70話 理不尽
あれから1ヶ月が経った。
魔法組も前衛組も順調だ。
「無詠唱も使えるようになりましたね。」
「本当にできるなんて。無詠唱魔法なんて超一流しかできないって言われてたのに。」
「やり方さえ分かれば誰でもできるということですよ。では、応用編にいきましょう。」
「応用?何するの?」
「今まであなた達は魔法陣を一つだけしか発動していませんでしたね。それを増やしていきましょう。」
「あれって増やせるもんなの?」
「当然ですよ。私がやってるじゃないですか。」
「あぁ、アレがそうなんだ。簡単にやってるから分かんなかったわ。」
「最終的には違う種類の魔法を同時に使えるようになってもらいます。」
「本当にできるの?後、2ヶ月しかないけど。」
「できるかどうかはあなた達次第ですね。」
「私たちは何を目指しているの?」
「何者にも負けない力ですよ。」
「学園の試験のためだと思ってたんだけど。」
「学園に入った後にも試験はあるでしょう。それの予習みたいなものですよ。」
「そう考えると納得…できなくね?」
「何か文句でも?」
「いえ、何もありません!」
「そうですか。それはよかったです。
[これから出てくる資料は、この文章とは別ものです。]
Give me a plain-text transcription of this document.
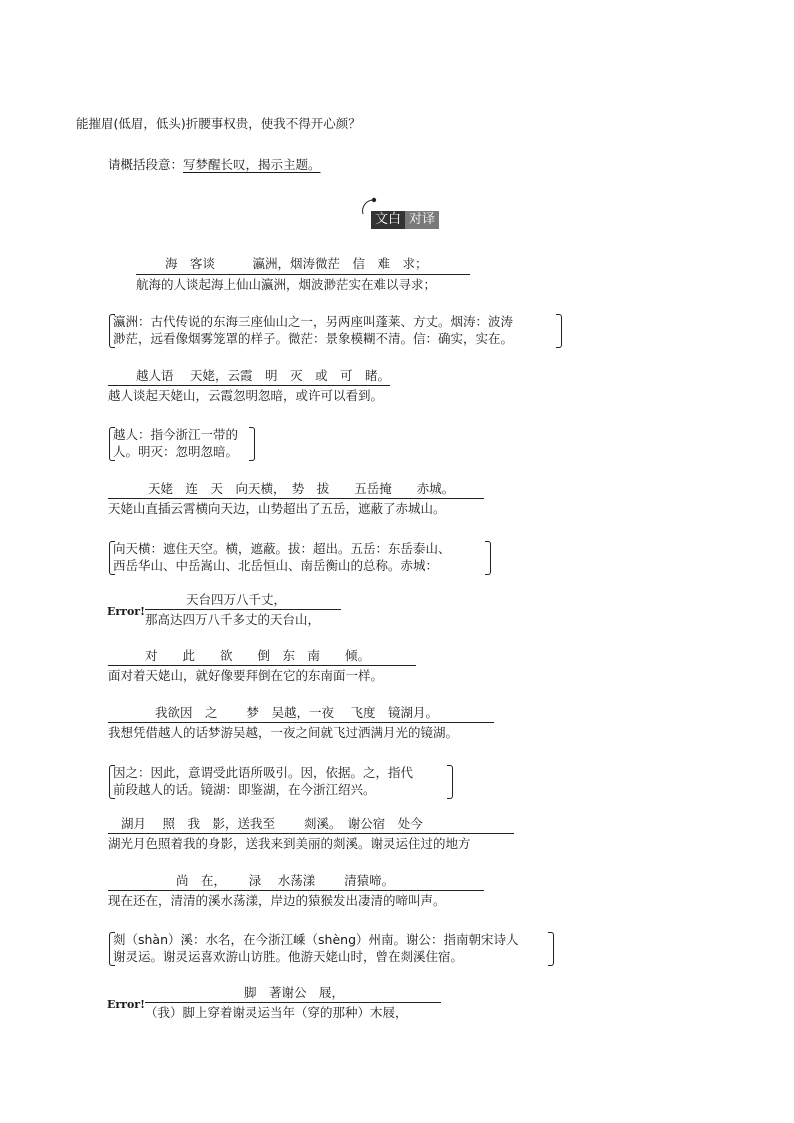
能摧眉(低眉，低头)折腰事权贵，使我不得开心颜？
请概括段意：写梦醒长叹，揭示主题。
文白 对译
海　客谈　　　瀛洲，烟涛微茫　信　难　求；
航海的人谈起海上仙山瀛洲，烟波渺茫实在难以寻求；
瀛洲：古代传说的东海三座仙山之一，另两座叫蓬莱、方丈。烟涛：波涛
渺茫，远看像烟雾笼罩的样子。微茫：景象模糊不清。信：确实，实在。
越人语　 天姥，云霞　明　灭　或　可　睹。
越人谈起天姥山，云霞忽明忽暗，或许可以看到。
越人：指今浙江一带的
人。明灭：忽明忽暗。
天姥　连　天　向天横，　势　拔　　五岳掩　　赤城。
天姥山直插云霄横向天边，山势超出了五岳，遮蔽了赤城山。
向天横：遮住天空。横，遮蔽。拔：超出。五岳：东岳泰山、
西岳华山、中岳嵩山、北岳恒山、南岳衡山的总称。赤城：
Error!
天台四万八千丈，
那高达四万八千多丈的天台山，
对　　此　　欲　　倒　东　南　　倾。
面对着天姥山，就好像要拜倒在它的东南面一样。
我欲因　之　　 梦　吴越，一夜　 飞度　镜湖月。
我想凭借越人的话梦游吴越，一夜之间就飞过洒满月光的镜湖。
因之：因此，意谓受此语所吸引。因，依据。之，指代
前段越人的话。镜湖：即鉴湖，在今浙江绍兴。
湖月　 照　我　影，送我至　　 剡溪。　谢公宿　处今
湖光月色照着我的身影，送我来到美丽的剡溪。谢灵运住过的地方
尚　在，　　 渌　 水荡漾　　 清猿啼。
现在还在，清清的溪水荡漾，岸边的猿猴发出凄清的啼叫声。
剡（shàn）溪：水名，在今浙江嵊（shèng）州南。谢公：指南朝宋诗人
谢灵运。谢灵运喜欢游山访胜。他游天姥山时，曾在剡溪住宿。
Error!
脚　著谢公　屐，
（我）脚上穿着谢灵运当年（穿的那种）木屐，
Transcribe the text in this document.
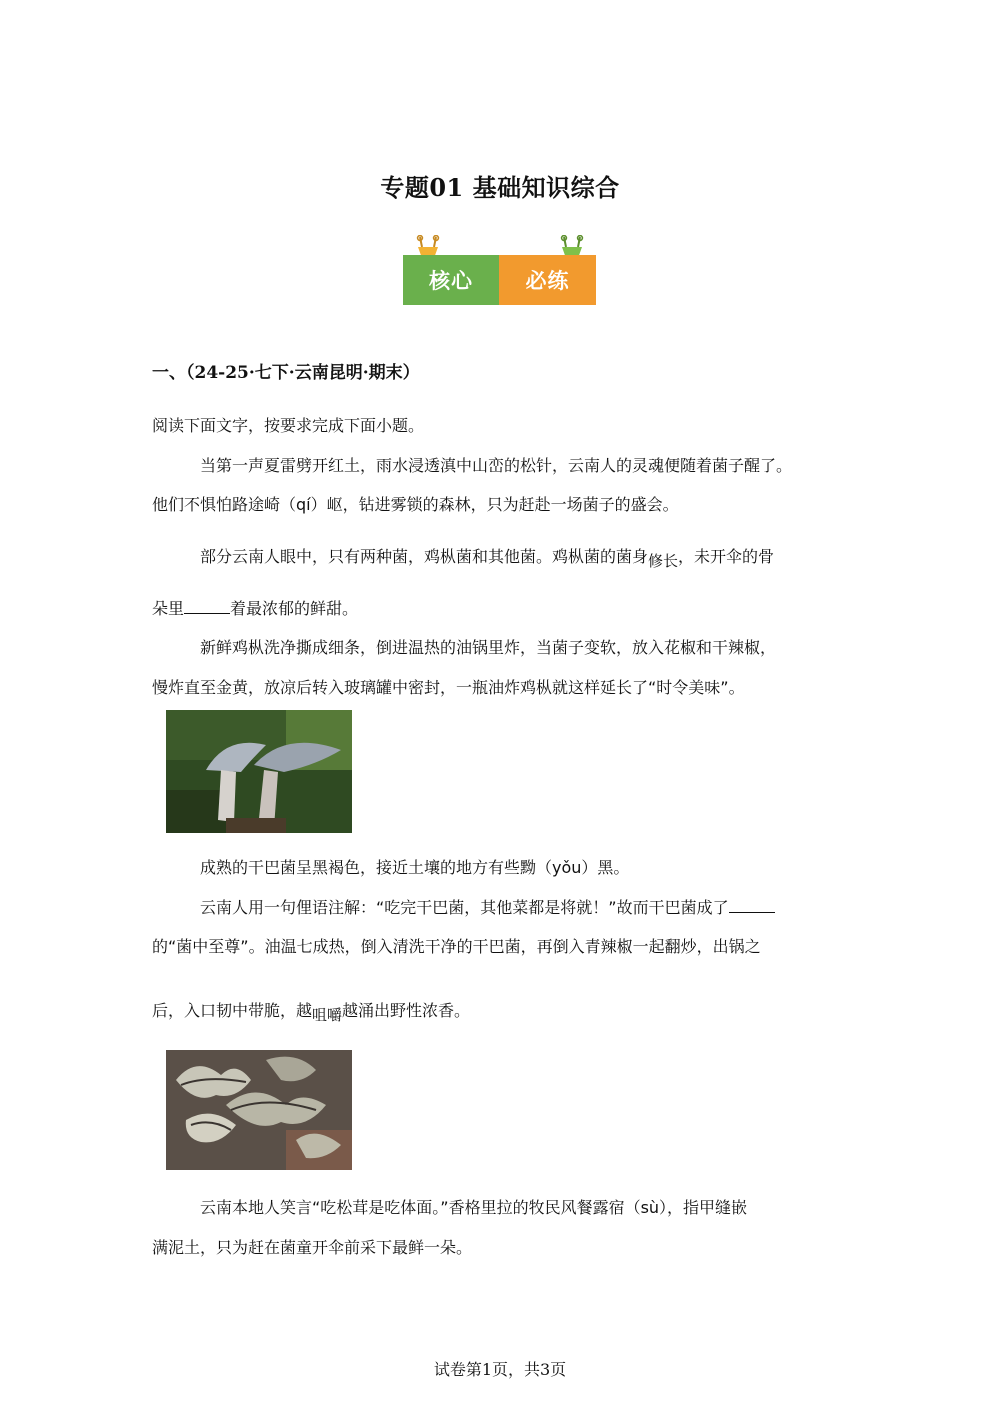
专题01 基础知识综合
核心	必练
一、（24-25·七下·云南昆明·期末）
阅读下面文字，按要求完成下面小题。
当第一声夏雷劈开红土，雨水浸透滇中山峦的松针，云南人的灵魂便随着菌子醒了。
他们不惧怕路途崎（qí）岖，钻进雾锁的森林，只为赶赴一场菌子的盛会。
部分云南人眼中，只有两种菌，鸡枞菌和其他菌。鸡枞菌的菌身修长，未开伞的骨
朵里	着最浓郁的鲜甜。
新鲜鸡枞洗净撕成细条，倒进温热的油锅里炸，当菌子变软，放入花椒和干辣椒，
慢炸直至金黄，放凉后转入玻璃罐中密封，一瓶油炸鸡枞就这样延长了“时令美味”。
成熟的干巴菌呈黑褐色，接近土壤的地方有些黝（yǒu）黑。
云南人用一句俚语注解：“吃完干巴菌，其他菜都是将就！”故而干巴菌成了
的“菌中至尊”。油温七成热，倒入清洗干净的干巴菌，再倒入青辣椒一起翻炒，出锅之
后，入口韧中带脆，越咀嚼越涌出野性浓香。
云南本地人笑言“吃松茸是吃体面。”香格里拉的牧民风餐露宿（sù），指甲缝嵌
满泥土，只为赶在菌童开伞前采下最鲜一朵。
试卷第1页，共3页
」
メイはニッコリと笑うが、それを見た3人は震えが収まらなかった。
「〜〜〜〜無属性魔法«筋力強化»」
「まだ発動が遅いな。なんというか…魔法は専門じゃないしな、どう教えればいいかな?」
「知り合いにいないのかよ。」
「心当たりはあるが、了承してくれるかは分からん。」
「カイトさんの指導は魔法が混じると要領をえなくなるからな。」
「魔法は使えるけど理論的に教えるとなるとな。俺感覚派だから。」
「これが天才か。」
「ちゃんとやってますか?」
「うげ。師匠。」
「嬢ちゃんか。行き詰まってるところだ。」
「どこで行き詰まってるんでしょうか?」
「俺が魔法に関してまったく教えられないってところだな。俺感覚派だから。」
「師匠呆れて空仰いでるよ。あ、ため息ついた。」
「あなたにもちゃんと教育しなければいけなかったようですね。」
「え?嬢ちゃん?うぎゃぁぁぁぁああああ!!!」
「うわぁー。カイトさんでもああなるんだ。」
「力関係丸見えだな。」
「俺なんで殴られたんだ?」
「感覚派なら殴れば分かるかと思いまして。」
「理不尽!」
「社会とはそういうものです。」
「それを嬢ちゃんから言われると納得いかない。」
「後はあのヘラヘラした顔がムカついたので。」
「だから理不尽すぎ!」
「まぁ、魔法に関しては私が教えることにしましょう。」
「それで頼むぜ。その間はどうすればいい?」
「好きにしてもらっていいですよ。私の指導を聞くもよし。魔法組を見てるのもよし。休憩はやめてください。彼らのやる気をそぐ可能性があるので。」
「分かった。最悪サキを連れてくることも考えてたんだが、嬢ちゃんの方がいいと思うわ。」
「サキさんは彼らに耐えられませんよ。」
「そこだよな。本人も努力して少しなら話せるようになったみいだが、アイツらのテンションについていけないよな。」
「一度会わせてみるのもありかもしれませんが、今ではないと思いますね。」
魔法の詠唱は人間の耳には何を言っているか分からないので〜〜〜〜で表しています。